Diskusi publik UU Kejaksaan membahas Pasal 8 Ayat 5 yang dinilai memicu konflik kepentingan dan mengancam keadilan.

“Prinsipnya, kita berada di tempat ketidakpastian yang cukup tinggi, adanya konflik kepentingan dan fairness. Bagaimana bisa menjabarkan hal ini terkait penegakan hukum dan antikorupsi,” ujar Saut.

Ia menambahkan, meski pasal itu bertujuan melindungi jaksa yang menangani kasus besar, perlindungan seharusnya tidak harus melalui campur tangan Jaksa Agung.

“Kami paham jika pasal itu digunakan untuk melindungi jaksa-jaksa keren yang akan mengungkap korupsi besar. Namun, tanpa Jaksa Agung pun, mereka tetap bisa dilindungi, misalnya oleh civil society,” jelasnya.

Mantan Wakil Ketua Lembaga Perlindungan Saksi dan Korban (LPSK) Edwin Partogi Pasaribu turut menyuarakan kekhawatirannya.

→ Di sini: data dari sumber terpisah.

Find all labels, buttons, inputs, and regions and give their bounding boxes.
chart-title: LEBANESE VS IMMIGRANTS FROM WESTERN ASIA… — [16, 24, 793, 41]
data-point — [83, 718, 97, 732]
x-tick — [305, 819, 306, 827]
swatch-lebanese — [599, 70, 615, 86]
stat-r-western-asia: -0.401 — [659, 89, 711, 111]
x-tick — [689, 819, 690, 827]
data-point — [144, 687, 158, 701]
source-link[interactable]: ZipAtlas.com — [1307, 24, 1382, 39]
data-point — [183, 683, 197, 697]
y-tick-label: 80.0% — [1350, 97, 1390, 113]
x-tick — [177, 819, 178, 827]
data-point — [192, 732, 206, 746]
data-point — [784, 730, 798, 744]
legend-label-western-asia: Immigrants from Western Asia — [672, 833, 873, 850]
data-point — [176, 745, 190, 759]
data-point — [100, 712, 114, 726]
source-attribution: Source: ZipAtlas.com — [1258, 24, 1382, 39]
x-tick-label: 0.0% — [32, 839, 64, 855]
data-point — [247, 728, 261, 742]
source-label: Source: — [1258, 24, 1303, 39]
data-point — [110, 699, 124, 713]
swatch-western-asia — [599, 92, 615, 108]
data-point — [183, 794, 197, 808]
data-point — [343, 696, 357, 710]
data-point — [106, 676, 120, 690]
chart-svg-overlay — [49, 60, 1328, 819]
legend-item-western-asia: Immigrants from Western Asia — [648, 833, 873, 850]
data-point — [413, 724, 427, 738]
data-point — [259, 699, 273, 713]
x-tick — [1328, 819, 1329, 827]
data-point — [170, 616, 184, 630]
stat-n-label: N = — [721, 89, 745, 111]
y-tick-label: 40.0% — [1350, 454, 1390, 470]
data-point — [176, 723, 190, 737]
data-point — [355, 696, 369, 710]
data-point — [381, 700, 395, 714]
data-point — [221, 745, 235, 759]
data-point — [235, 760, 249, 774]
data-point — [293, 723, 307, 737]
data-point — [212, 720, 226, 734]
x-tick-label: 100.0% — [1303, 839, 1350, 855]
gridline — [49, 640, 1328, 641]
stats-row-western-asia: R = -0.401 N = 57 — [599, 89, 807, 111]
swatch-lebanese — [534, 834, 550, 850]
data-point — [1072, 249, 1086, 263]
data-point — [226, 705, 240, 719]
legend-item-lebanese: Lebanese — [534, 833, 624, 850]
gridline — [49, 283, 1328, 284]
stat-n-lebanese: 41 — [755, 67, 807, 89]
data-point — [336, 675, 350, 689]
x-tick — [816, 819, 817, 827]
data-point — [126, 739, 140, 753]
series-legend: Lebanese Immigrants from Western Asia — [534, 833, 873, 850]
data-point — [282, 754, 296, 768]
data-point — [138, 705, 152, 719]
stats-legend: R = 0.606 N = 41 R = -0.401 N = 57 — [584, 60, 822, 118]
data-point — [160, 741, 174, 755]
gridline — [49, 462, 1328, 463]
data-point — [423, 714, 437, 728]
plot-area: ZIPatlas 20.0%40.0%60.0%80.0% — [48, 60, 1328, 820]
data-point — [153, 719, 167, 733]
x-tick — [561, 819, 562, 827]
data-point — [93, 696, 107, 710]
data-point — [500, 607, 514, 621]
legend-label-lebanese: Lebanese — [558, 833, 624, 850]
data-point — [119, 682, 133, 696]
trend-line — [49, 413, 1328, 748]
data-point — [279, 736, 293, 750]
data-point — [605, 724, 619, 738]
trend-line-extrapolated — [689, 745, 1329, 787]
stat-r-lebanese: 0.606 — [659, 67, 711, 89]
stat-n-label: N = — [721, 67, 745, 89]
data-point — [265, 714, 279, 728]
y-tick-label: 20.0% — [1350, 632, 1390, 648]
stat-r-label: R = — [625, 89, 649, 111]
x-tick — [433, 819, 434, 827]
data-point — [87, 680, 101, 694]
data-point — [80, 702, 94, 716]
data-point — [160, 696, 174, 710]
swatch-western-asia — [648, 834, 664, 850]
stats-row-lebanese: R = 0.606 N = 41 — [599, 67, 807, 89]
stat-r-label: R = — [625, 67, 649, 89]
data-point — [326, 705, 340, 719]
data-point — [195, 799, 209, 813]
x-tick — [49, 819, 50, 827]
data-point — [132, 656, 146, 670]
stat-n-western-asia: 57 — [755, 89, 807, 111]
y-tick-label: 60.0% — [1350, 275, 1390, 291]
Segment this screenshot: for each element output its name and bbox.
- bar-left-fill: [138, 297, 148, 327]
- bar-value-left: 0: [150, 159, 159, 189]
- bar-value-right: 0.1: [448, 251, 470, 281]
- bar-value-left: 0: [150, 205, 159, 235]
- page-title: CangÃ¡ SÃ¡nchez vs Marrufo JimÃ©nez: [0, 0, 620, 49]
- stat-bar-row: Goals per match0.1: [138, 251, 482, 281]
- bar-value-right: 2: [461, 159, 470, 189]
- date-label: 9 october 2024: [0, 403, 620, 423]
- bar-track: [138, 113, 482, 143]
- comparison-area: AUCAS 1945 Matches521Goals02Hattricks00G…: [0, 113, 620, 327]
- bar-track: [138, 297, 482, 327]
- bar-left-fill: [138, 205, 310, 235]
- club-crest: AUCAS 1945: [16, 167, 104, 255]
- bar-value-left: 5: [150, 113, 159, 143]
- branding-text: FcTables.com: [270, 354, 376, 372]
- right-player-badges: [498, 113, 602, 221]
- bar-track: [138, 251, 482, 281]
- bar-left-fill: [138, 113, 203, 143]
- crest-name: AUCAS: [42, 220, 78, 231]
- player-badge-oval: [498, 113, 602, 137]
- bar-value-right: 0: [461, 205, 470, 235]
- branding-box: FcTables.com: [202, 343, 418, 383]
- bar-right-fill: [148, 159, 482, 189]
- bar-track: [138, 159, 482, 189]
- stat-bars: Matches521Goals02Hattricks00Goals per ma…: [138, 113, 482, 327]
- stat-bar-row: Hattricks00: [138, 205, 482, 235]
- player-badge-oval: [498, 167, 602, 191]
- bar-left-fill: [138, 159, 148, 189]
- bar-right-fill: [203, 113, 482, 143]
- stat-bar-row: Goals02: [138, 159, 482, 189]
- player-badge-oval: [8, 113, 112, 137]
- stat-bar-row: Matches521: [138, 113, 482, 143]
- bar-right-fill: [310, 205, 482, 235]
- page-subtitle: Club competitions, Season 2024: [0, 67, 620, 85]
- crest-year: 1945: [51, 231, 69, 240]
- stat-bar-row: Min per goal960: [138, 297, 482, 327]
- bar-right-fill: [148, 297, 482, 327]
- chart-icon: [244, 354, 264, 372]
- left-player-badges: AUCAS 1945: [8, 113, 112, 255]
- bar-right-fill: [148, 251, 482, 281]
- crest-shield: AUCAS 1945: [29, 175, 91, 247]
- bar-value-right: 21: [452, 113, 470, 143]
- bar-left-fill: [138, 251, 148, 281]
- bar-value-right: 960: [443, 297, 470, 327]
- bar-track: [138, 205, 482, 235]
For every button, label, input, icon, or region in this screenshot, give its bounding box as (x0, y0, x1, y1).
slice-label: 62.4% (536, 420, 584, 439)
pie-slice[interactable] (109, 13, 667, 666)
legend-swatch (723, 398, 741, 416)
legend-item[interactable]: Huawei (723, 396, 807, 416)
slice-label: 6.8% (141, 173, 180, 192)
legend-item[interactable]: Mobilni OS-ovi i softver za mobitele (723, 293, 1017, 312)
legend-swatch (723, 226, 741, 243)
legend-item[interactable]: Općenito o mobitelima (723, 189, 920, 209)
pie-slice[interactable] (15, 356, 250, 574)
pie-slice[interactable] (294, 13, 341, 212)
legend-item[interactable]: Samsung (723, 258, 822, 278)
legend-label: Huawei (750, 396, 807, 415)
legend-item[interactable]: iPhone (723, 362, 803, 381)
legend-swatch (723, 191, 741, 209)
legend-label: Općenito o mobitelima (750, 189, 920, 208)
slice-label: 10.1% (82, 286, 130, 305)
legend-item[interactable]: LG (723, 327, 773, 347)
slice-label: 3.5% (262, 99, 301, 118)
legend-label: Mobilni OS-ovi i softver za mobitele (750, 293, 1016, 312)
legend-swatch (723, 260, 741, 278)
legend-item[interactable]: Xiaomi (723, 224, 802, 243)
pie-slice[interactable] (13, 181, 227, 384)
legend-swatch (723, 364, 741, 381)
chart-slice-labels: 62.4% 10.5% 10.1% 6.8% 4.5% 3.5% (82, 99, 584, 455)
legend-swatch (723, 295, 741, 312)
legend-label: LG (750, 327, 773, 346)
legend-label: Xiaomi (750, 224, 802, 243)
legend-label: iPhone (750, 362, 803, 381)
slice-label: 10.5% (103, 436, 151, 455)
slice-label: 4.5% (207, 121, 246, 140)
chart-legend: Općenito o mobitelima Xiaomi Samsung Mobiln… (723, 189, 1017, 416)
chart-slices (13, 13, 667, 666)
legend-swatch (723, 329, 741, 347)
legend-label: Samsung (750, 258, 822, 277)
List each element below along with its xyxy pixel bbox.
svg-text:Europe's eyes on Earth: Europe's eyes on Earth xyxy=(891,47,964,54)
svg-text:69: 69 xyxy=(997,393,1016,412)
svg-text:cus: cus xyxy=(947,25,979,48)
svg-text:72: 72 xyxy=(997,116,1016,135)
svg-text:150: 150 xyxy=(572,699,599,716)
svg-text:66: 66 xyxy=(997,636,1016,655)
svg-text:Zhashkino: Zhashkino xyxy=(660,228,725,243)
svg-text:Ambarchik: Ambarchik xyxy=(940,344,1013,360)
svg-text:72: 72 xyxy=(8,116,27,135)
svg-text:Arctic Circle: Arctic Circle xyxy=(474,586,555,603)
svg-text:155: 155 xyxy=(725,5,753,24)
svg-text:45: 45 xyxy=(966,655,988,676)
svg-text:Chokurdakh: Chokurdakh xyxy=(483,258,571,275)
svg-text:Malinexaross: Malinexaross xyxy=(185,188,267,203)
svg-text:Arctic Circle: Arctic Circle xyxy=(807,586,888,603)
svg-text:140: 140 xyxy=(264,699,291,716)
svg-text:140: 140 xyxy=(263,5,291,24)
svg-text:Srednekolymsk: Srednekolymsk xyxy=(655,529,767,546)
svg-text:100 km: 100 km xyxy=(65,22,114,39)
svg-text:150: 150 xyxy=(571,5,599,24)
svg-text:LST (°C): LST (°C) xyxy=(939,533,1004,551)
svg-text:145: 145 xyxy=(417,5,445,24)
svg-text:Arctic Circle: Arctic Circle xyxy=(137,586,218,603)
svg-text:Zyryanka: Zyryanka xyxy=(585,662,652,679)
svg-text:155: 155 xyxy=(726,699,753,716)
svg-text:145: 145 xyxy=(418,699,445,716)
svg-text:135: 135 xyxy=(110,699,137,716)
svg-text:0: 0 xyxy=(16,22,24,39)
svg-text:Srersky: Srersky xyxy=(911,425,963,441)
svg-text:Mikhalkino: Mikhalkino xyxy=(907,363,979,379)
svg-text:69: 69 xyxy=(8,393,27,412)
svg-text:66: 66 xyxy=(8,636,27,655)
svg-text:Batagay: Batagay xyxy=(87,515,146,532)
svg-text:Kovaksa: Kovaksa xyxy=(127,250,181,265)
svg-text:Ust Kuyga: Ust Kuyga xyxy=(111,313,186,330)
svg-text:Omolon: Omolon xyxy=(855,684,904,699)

Menurutnya, Pasal 8 Ayat 5 perlu diatur lebih rinci agar tidak disalahgunakan.

“Seharusnya, frasa melaksanakan tugas dan kewenangan dijelaskan secara definitif. Selain itu, jika dalam 1×24 jam Jaksa Agung tidak memberi izin, izin itu harus dianggap otomatis diberikan,” tegas Edwin.

Ia juga mengkritik kemunduran kualitas hukum akibat penerapan aturan ini. Edwin mengingatkan, aturan serupa sebelumnya pernah diberlakukan di DPR, tetapi akhirnya dihapus karena dinilai tidak relevan.

“Ini menunjukkan upaya menebalkan imunitas jaksa, bahkan sudah dilegalisasi melalui undang-undang,” ujarnya.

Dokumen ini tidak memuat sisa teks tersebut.